Do we want success or failure?

Reading this interview of Steve Ballmer, I was struck by his answer to the question, “How do you assess job candidates?”:

If they come from inside the business, the best predictor of future success is past success. It’s not 100 percent, but it’s a reasonable predictor.

This “success breeds success” mindset is, I think, mistaken. It is a relation of the thought process that leads to books like Good to Great. Just because a person or business has been successful does not mean that we know why they have been successful. Their previous success may just be a question of luck, rather than good judgment.
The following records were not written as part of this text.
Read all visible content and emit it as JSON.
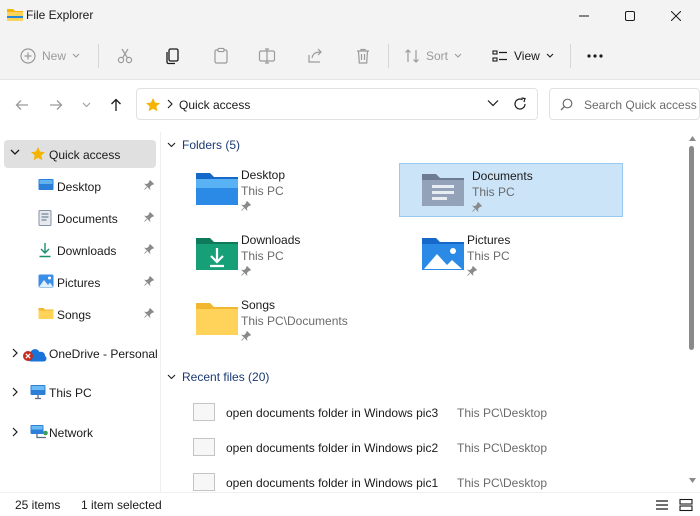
{
  "window": {
    "title": "File Explorer"
  },
  "commands": {
    "new_label": "New",
    "sort_label": "Sort",
    "view_label": "View"
  },
  "address": {
    "crumb": "Quick access"
  },
  "search": {
    "placeholder": "Search Quick access"
  },
  "nav_pane": {
    "quick_access": "Quick access",
    "pinned": [
      {
        "label": "Desktop",
        "icon": "desktop-icon"
      },
      {
        "label": "Documents",
        "icon": "documents-icon"
      },
      {
        "label": "Downloads",
        "icon": "downloads-icon"
      },
      {
        "label": "Pictures",
        "icon": "pictures-icon"
      },
      {
        "label": "Songs",
        "icon": "folder-icon"
      }
    ],
    "onedrive": "OneDrive - Personal",
    "this_pc": "This PC",
    "network": "Network"
  },
  "folders": {
    "header": "Folders (5)",
    "items": [
      {
        "name": "Desktop",
        "location": "This PC",
        "icon": "desktop-folder-icon"
      },
      {
        "name": "Documents",
        "location": "This PC",
        "icon": "documents-folder-icon",
        "selected": true
      },
      {
        "name": "Downloads",
        "location": "This PC",
        "icon": "downloads-folder-icon"
      },
      {
        "name": "Pictures",
        "location": "This PC",
        "icon": "pictures-folder-icon"
      },
      {
        "name": "Songs",
        "location": "This PC\\Documents",
        "icon": "folder-icon"
      }
    ]
  },
  "recent": {
    "header": "Recent files (20)",
    "items": [
      {
        "name": "open documents folder in Windows pic3",
        "location": "This PC\\Desktop"
      },
      {
        "name": "open documents folder in Windows pic2",
        "location": "This PC\\Desktop"
      },
      {
        "name": "open documents folder in Windows pic1",
        "location": "This PC\\Desktop"
      }
    ]
  },
  "status": {
    "items": "25 items",
    "selected": "1 item selected"
  },
  "colors": {
    "accent": "#0067c0",
    "selection": "#cce4f7",
    "folder_yellow": "#ffc83d",
    "group_header": "#1b3a73"
  }
}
Correlation does not imply causation — that is just sloppy thinking. (Unsurprisingly, Ballmer recommends one of Jim Collins’s books as a particularly useful text.)

An example of a better approach is provided in this Edutopia video by Randy Nelson of Pixar, talking about the way that NASA selected its astronauts.

Their first search was this depth-based search, and what they found was there are far too many people who were deep — who were very good. They couldn’t use that as a filter. They realised what they wanted was not merely people who were successful, and in fact maybe that was what they couldn’t afford, in their depth-based search. They needed to find people who had failed and recovered.

Those who had failed and hadn’t recovered were not applying — they weren’t around any more (we’re talking about test pilots, for the most part) — that filters out one group!

So that ended up being the way that the astronaut corps was chosen — they were looking for people who had not simply avoided failure, but rather those who had seen failure and had figured out how to turn it into something. The core skill of innovators is error-recovery, not failure-avoidance.

The whole video is not very long, and is full of little gems like this one. It is certainly a much more thoughtful approach to the problem than Steve Ballmer’s.